This makes sense to me intuitively, since infinite return time if null recurrent (or transient i.e positive probability of no return) doesn't seem to be possible if there are finite states.
I found a convincing argument here, but I'm not able to prove this mathematically. Could someone please provide hints/outline for a proof?
Thanks in advance
for an algebraic proof, note that if your chain had no positive recurrent class then that means it decomposes purely into null recurrent and transient classes.
This implies $P^k\to \mathbf 0$
using the Frobenius norm for convenience, this is equivalent to
$\big\Vert P^k-\mathbf 0\big \Vert_F \lt \epsilon$
for any $\epsilon \gt 0$ for $k$ large enough.
but $P\mathbf 1 = \mathbf 1$ so $\lambda_1=1$ is an eigenvalue of $P$. Applying Schur Triangularization to $P$ we get
$1 =\lambda_1^k \leq \big\Vert P^k-\mathbf 0\big \Vert_F $
for all $k$ so $P^k\to \mathbf 0$ is impossible and $P$ must contain a positive recurrent class.

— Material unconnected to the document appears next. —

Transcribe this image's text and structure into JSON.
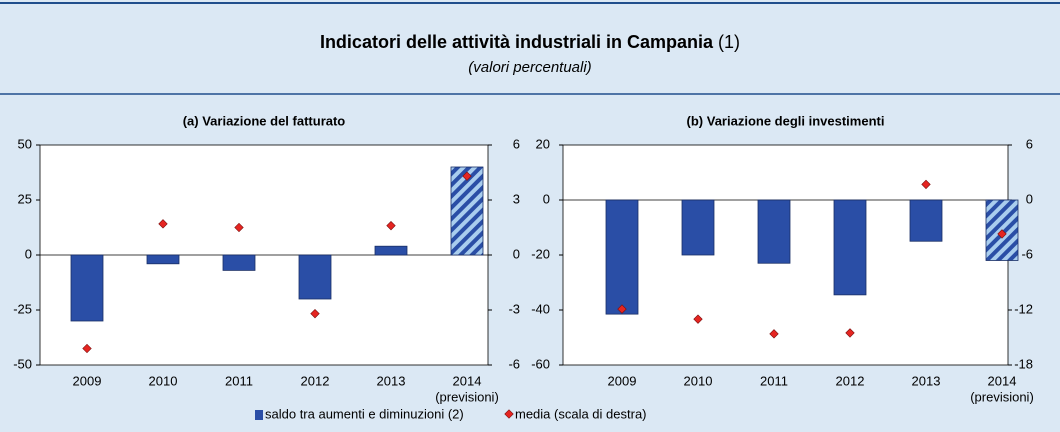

wordsmithing note to OP: it isn't actually true that all finite state markov chains 'are' positive recurrent, it is true that they must contain a positive recurrent class. (To falsify the former, e.g. construct a simple absorbing state chain where absorbtion happens WP1.) Alternatively you could say that all irreducible finite state markov chains are positive recurrent.